Monday, March 09, 2020
Obscurity of the Day: Mortimer Mum
Gag cartoonist Bill Sakren had a string of syndication series that never really went much of anywhere in the 1950s and 60s, but long before that, in 1935, was his debut on newspaper comics pages. The young Sakren jumped into the deepest end of the pool, offering a pantomime daily feature called Mortimer Mum through the George Matthew Adams Service. Writing pantomime gags is tough, and doing six of them a week is a task not to be taken on lightly.
Sakren did a creditable job with this feature about an odd little man who gets into crazy situations, but Sakren's timing was incredibly bad. Mortimer Mum debuted on April 15 1935*, which put it in competition with two pantomime juggernauts, Henry and The Little King, both of which debuted in 1934 and caught fire right out of the gate.

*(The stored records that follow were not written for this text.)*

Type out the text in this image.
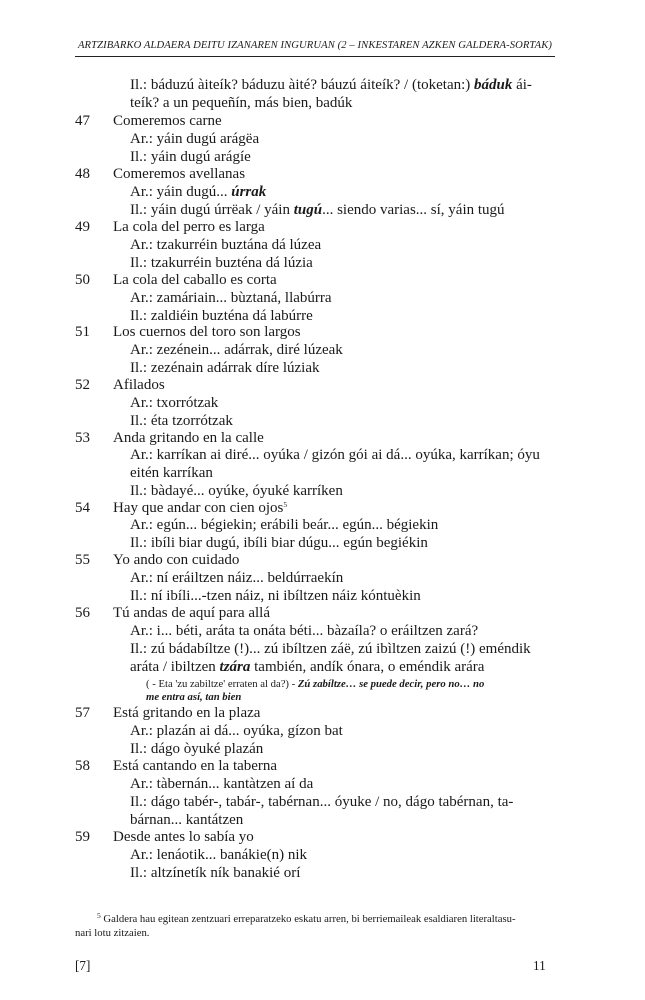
ARTZIBARKO ALDAERA DEITU IZANAREN INGURUAN (2 – INKESTAREN AZKEN GALDERA-SORTAK)
Il.: báduzú àiteík? báduzu àité? báuzú áiteík? / (toketan:) báduk ái-
teík? a un pequeñín, más bien, badúk
47 Comeremos carne
Ar.: yáin dugú arágëa
Il.: yáin dugú arágíe
48 Comeremos avellanas
Ar.: yáin dugú... úrrak
Il.: yáin dugú úrrëak / yáin tugú... siendo varias... sí, yáin tugú
49 La cola del perro es larga
Ar.: tzakurréin buztána dá lúzea
Il.: tzakurréin buzténa dá lúzia
50 La cola del caballo es corta
Ar.: zamáriain... bùztaná, llabúrra
Il.: zaldiéin buzténa dá labúrre
51 Los cuernos del toro son largos
Ar.: zezénein... adárrak, diré lúzeak
Il.: zezénain adárrak díre lúziak
52 Afilados
Ar.: txorrótzak
Il.: éta tzorrótzak
53 Anda gritando en la calle
Ar.: karríkan ai diré... oyúka / gizón gói ai dá... oyúka, karríkan; óyu
eitén karríkan
Il.: bàdayé... oyúke, óyuké karríken
54 Hay que andar con cien ojos$^5$
Ar.: egún... bégiekin; erábili beár... egún... bégiekin
Il.: ibíli biar dugú, ibíli biar dúgu... egún begiékin
55 Yo ando con cuidado
Ar.: ní eráiltzen náiz... beldúrraekín
Il.: ní ibíli...-tzen náiz, ni ibíltzen náiz kóntuèkin
56 Tú andas de aquí para allá
Ar.: i... béti, aráta ta onáta béti... bàzaíla? o eráiltzen zará?
Il.: zú bádabíltze (!)... zú ibíltzen záë, zú ibìltzen zaizú (!) eméndik
aráta / ibiltzen tzára también, andík ónara, o eméndik arára
( - Eta 'zu zabiltze' erraten al da?) - Zú zabíltze… se puede decir, pero no… no
me entra así, tan bien
57 Está gritando en la plaza
Ar.: plazán ai dá... oyúka, gízon bat
Il.: dágo òyuké plazán
58 Está cantando en la taberna
Ar.: tàbernán... kantàtzen aí da
Il.: dágo tabér-, tabár-, tabérnan... óyuke / no, dágo tabérnan, ta-
bárnan... kantátzen
59 Desde antes lo sabía yo
Ar.: lenáotik... banákie(n) nik
Il.: altzínetík ník banakié orí
$^5$ Galdera hau egitean zentzuari erreparatzeko eskatu arren, bi berriemaileak esaldiaren literaltasu-
nari lotu zitzaien.
[7]	11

Mortimer Mum limped along with a small client list until September 10 1938** when Sakren threw in the towel. The syndicate immediately began selling the strip in reprints, but that didn't last too long. I've found them running into 1940.

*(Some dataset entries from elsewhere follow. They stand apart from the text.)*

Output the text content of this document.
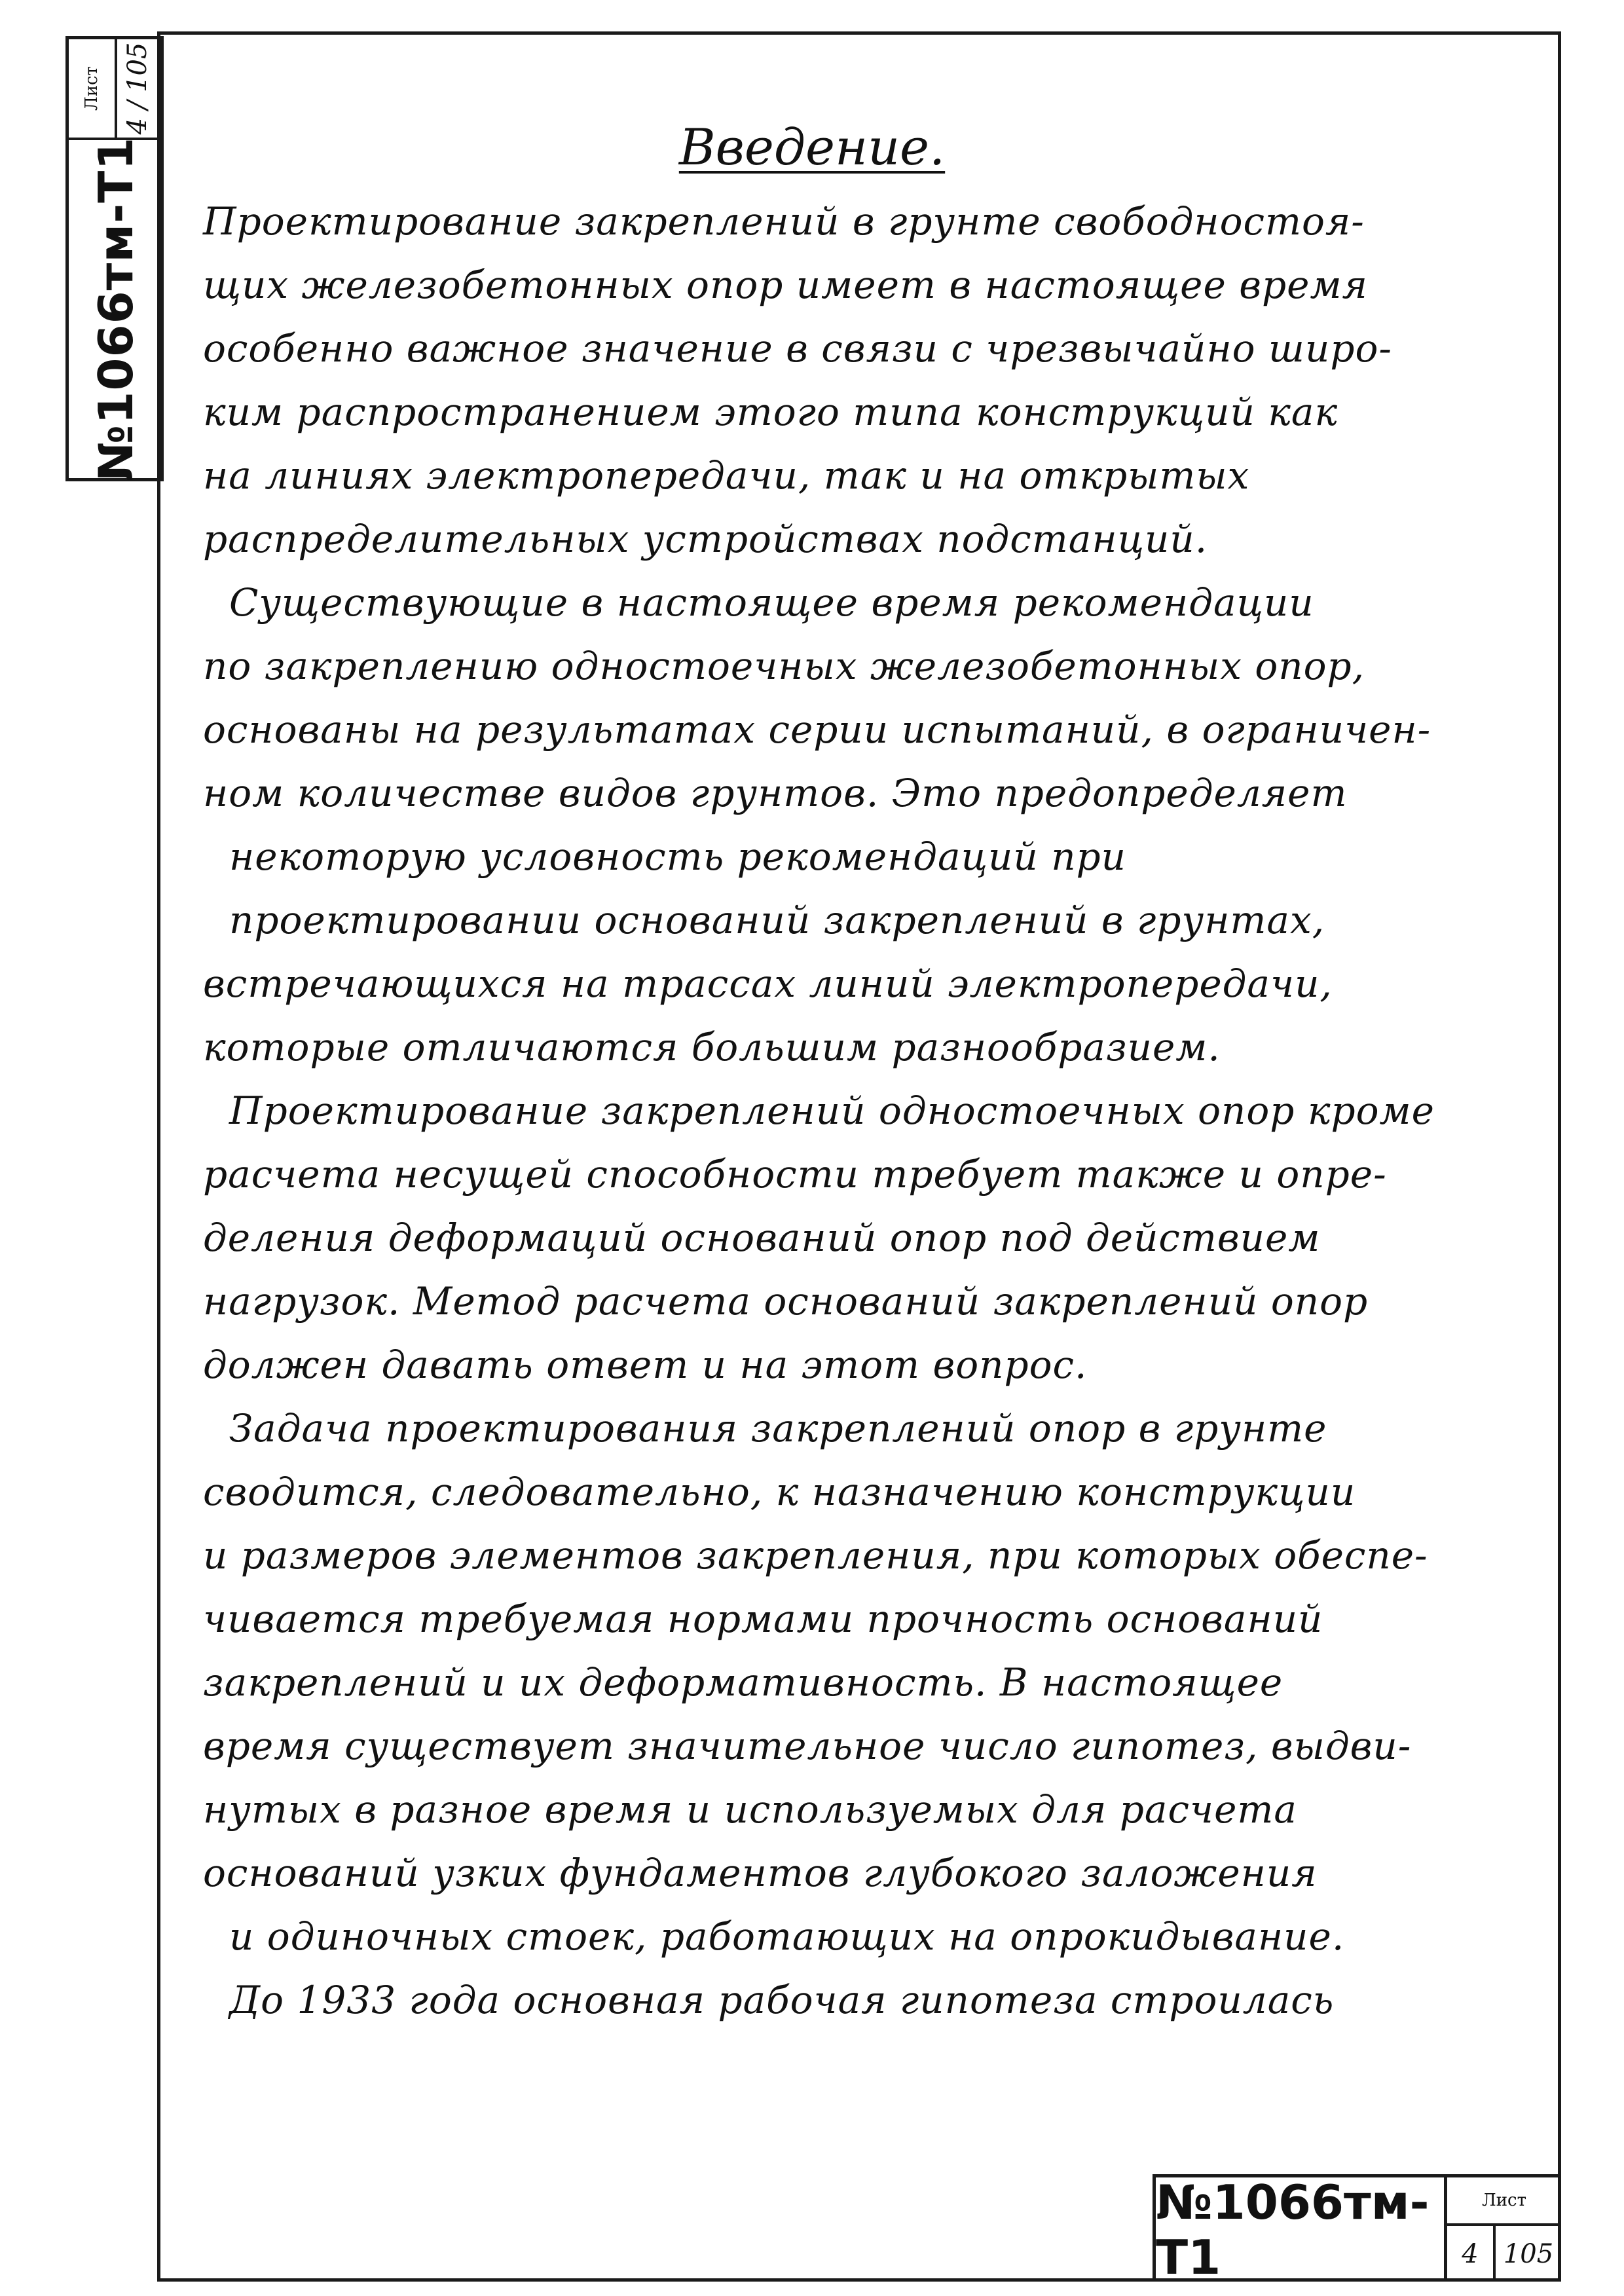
Лист
4 / 105
№1066тм-Т1	Введение.
Проектирование закреплений в грунте свободностоя-
щих железобетонных опор имеет в настоящее время
особенно важное значение в связи с чрезвычайно широ-
ким распространением этого типа конструкций как
на линиях электропередачи, так и на открытых
распределительных устройствах подстанций.
Существующие в настоящее время рекомендации
по закреплению одностоечных железобетонных опор,
основаны на результатах серии испытаний, в ограничен-
ном количестве видов грунтов. Это предопределяет
некоторую условность рекомендаций при
проектировании оснований закреплений в грунтах,
встречающихся на трассах линий электропередачи,
которые отличаются большим разнообразием.
Проектирование закреплений одностоечных опор кроме
расчета несущей способности требует также и опре-
деления деформаций оснований опор под действием
нагрузок. Метод расчета оснований закреплений опор
должен давать ответ и на этот вопрос.
Задача проектирования закреплений опор в грунте
сводится, следовательно, к назначению конструкции
и размеров элементов закрепления, при которых обеспе-
чивается требуемая нормами прочность оснований
закреплений и их деформативность. В настоящее
время существует значительное число гипотез, выдви-
нутых в разное время и используемых для расчета
оснований узких фундаментов глубокого заложения
и одиночных стоек, работающих на опрокидывание.
До 1933 года основная рабочая гипотеза строилась
№1066тм-Т1
Лист
4 105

The normally reliably Ron Goulart says in his book The Funnies that this was a Sunday-only strip, but it was definitely a daily, and if there was a Sunday version, I haven't seen it.

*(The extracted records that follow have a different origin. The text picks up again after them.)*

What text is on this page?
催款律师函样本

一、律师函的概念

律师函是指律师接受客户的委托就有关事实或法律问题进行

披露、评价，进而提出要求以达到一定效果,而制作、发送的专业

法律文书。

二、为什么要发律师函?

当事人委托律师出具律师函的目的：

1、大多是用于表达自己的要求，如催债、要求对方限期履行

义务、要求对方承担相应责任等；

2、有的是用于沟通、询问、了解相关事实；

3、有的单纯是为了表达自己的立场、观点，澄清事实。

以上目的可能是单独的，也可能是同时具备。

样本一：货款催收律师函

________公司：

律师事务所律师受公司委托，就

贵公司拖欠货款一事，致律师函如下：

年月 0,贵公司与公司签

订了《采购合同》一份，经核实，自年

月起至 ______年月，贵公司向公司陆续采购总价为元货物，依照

* Source: Boston Evening Transcript
** Source: Wilkes-Barre Times-Leader
It's hard to keep a strictly "silent" character going. Even Henry once let out a howl of pain from a Bee sting. (1935). Sakren came to depend on another character to carry the ball, that being "Gabby", a tall, loud-suited guy with glasses, sort of a Walter Catlett type, who did lots of talking.
I wonder if Mortimer Mum was the inspiration for "Mr.Mum" of later decades.